Because the stack is a file, it is shareable, reviewable, and enforceable. A team can pin one assistant definition and everyone runs the same models against the same context, instead of ten engineers each on a different tool with different defaults:

# A team-pinned assistant: same models and context for everyone
models:
  - name: chat
    provider: anthropic
    model: claude-sonnet
  - name: autocomplete
    provider: deepseek
    model: deepseek-coder       # cheap model where quality matters least
context:
  - provider: code
  - provider: docs
  - provider: terminal

The autocomplete-on-a-cheap-model, chat-on-a-strong-model split is the move most teams cannot make in a single-model tool, and it is where Continue's cost story actually lives. Continue Hub extends the same idea: assistant configs become shareable artifacts across the org, with paid team tiers adding governance and analytics on top.
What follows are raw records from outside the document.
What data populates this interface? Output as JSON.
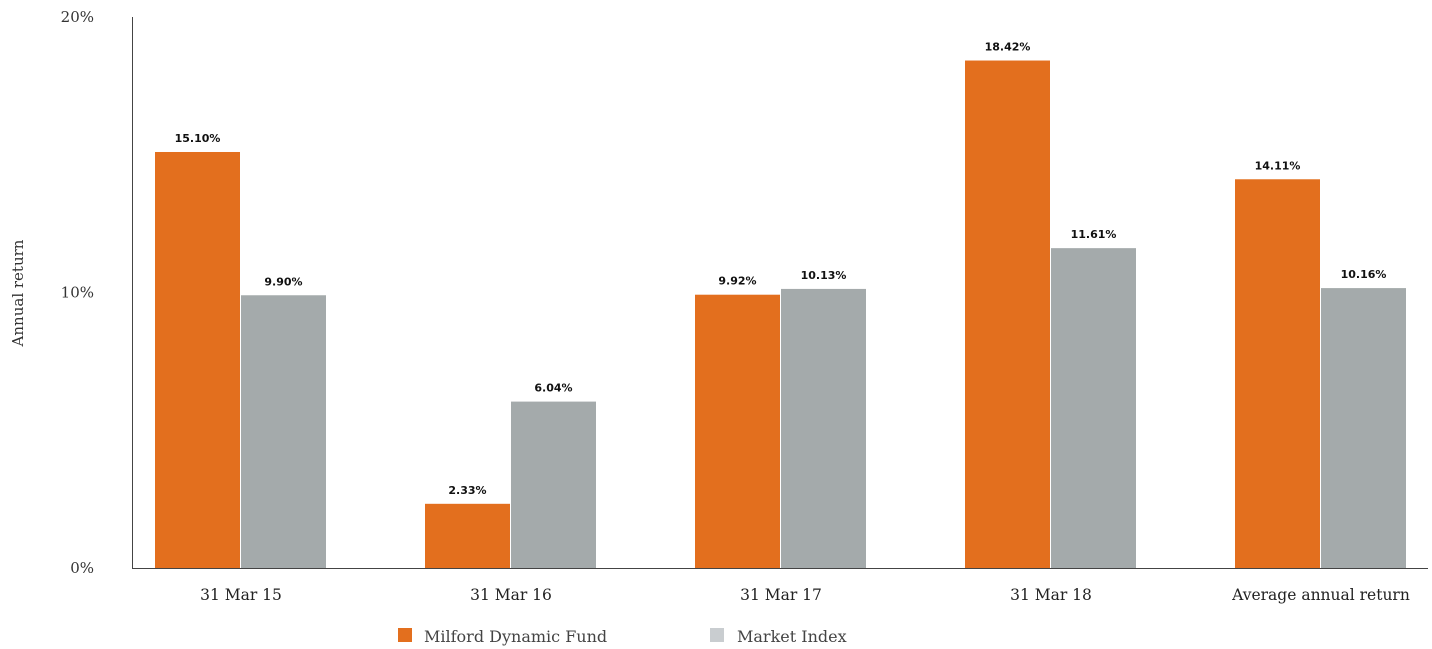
{
  "chart_data": {
    "type": "bar",
    "title": "",
    "xlabel": "",
    "ylabel": "Annual return",
    "categories": [
      "31 Mar 15",
      "31 Mar 16",
      "31 Mar 17",
      "31 Mar 18",
      "Average annual return"
    ],
    "ylim": [
      0,
      20
    ],
    "yticks": [
      {
        "value": 0,
        "label": "0%"
      },
      {
        "value": 10,
        "label": "10%"
      },
      {
        "value": 20,
        "label": "20%"
      }
    ],
    "grid": false,
    "legend_position": "bottom",
    "series": [
      {
        "name": "Milford Dynamic Fund",
        "color": "#e36f1e",
        "values": [
          15.1,
          2.33,
          9.92,
          18.42,
          14.11
        ],
        "labels": [
          "15.10%",
          "2.33%",
          "9.92%",
          "18.42%",
          "14.11%"
        ]
      },
      {
        "name": "Market Index",
        "color": "#a4aaab",
        "values": [
          9.9,
          6.04,
          10.13,
          11.61,
          10.16
        ],
        "labels": [
          "9.90%",
          "6.04%",
          "10.13%",
          "11.61%",
          "10.16%"
        ]
      }
    ]
  }
}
Who should pick it, and who should not

Pick Continue if you have the org-fragmentation problem: multiple teams, mixed IDEs, no agreed stack, and a real reason to standardize (cost control, a privacy-driven model choice, a self-hosted model). The config-as-artifact model is the cleanest answer to that specific problem in the category.

Skip it if you are a solo developer or a small team without that problem. The configurability is a setup tax you pay whether or not you need what it buys, and Cursor's opinionated defaults will get a single developer productive faster. Continue's edge is organizational, not individual; bought for the wrong reason it is just a slower start.

Pricing

IDE extensions are free; you bring your own API keys, so model spend is your only floor cost and you control it directly through the config above. Continue Hub has a free tier. Paid team plans add shared assistants, governance, and usage analytics, which matter only once the standardization use case is the reason you are here.